Evelyn, Tochter des amerikanischen Reisebürokönigs
John P. Hoover, ist die Urgroßnichte der
berühmten Wiener Tänzerin Fanny Elßler.
Tanzen ist auch Evelyns große Leidenschaft.
Ihr Vater unterstützt ihre Karriere mit seinen
Millionen, indem er das Publikum mit Freikarten
besticht und die Kritiker mit barer Münze
vom Können seiner Tochter überzeugt.
Davon ahnt Evelyn natürlich nichts. Erst
als Hoovers Freundin Candy und Evelyns Freund
Frank sich über Evelyns mittelmäßige
Tanzbegabung unterhalten, erfährt Evelyn
lauschenderweise die Wahrheit und flüchtet
am nächsten Morgen mit einer von Papas Reisegruppen
nach Wien. Dort will sie ebenso große Triumphe
wie ihre Ahnin feiern - und das ohne Protektion.
Die Wiener Vertretung des Hoover-Konzerns leitet
ein vielversprechender junger Mann namens Burian,
der leider zu spät merkt, dass sich hinter
dem Namen seines neuen Gastes Peggy Meyer die
Tochter seines Chefs verbirgt. Von Burians Sekretärin
Inge vergrault, lernt Evelyn durch Zufall den
netten Polizisten Peter kennen. Der charmante
junge Mann nimmt sich ihrer an, besonders als
sie in der Oper und auch im Theater abblitzt.

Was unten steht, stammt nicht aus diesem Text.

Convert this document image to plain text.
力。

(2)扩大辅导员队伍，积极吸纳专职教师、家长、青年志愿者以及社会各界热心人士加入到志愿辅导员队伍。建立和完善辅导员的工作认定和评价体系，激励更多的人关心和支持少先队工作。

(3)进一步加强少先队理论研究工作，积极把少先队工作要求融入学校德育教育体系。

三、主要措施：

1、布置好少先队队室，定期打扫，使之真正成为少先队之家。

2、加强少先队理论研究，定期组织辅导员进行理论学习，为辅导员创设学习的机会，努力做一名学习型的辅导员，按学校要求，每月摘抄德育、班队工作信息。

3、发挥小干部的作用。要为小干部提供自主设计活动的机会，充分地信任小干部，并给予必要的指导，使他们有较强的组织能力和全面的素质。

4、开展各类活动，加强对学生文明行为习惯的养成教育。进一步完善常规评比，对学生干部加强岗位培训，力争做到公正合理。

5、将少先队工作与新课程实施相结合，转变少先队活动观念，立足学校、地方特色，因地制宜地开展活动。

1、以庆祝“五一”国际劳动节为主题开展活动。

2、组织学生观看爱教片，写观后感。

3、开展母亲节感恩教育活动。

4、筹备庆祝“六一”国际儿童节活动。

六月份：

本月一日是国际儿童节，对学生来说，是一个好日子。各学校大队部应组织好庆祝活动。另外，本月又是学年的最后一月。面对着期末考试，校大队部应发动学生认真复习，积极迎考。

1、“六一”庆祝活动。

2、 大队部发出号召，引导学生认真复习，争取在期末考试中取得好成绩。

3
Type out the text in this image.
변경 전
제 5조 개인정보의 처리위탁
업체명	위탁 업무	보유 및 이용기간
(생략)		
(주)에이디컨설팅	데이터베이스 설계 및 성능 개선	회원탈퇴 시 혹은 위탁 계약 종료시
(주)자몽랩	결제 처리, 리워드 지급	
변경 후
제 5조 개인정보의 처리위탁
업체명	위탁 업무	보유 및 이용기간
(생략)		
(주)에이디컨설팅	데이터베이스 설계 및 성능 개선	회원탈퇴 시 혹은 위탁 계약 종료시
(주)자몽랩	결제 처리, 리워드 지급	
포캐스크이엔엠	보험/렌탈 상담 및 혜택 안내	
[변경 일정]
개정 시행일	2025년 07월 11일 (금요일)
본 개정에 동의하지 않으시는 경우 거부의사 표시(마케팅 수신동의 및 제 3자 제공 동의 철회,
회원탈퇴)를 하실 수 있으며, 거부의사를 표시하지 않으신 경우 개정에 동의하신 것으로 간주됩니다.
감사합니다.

Er verschafft ihr eine Stelle als Kellnerin beim
freundlichen Kaffeehausbesitzer Muckenhuber, der
hin und wieder Künstler managt - auch Peter,
der als Sänger auftritt.
Hoover aber macht sich in der Zwischenzeit immer
größere Sorgen um sein Töchterchen,
das Burian nicht finden kann. Und so fliegt er
mit Frank und Candy im Schlepptau kurzerhand nach
Wien. Doch bis sich alles in Wohlgefallen auflösen
kann, hat Polizist Peter noch ein großes
Problem: Er erfährt, dass eine Hochstaplerin
namens Peggy Meyer von Interpol gesucht wird und
glaubt allen Ernstes, dass das seine Peggy sei
...
Eine heitere Schlagerromanze, die Unterhaltungsspezialist
Franz Antel vor bezaubernder Wiener Kulisse mit
vielen populären Stars jener Jahre wie Johanna
Matz, Peter Weck und Gunther Philipp inszenierte.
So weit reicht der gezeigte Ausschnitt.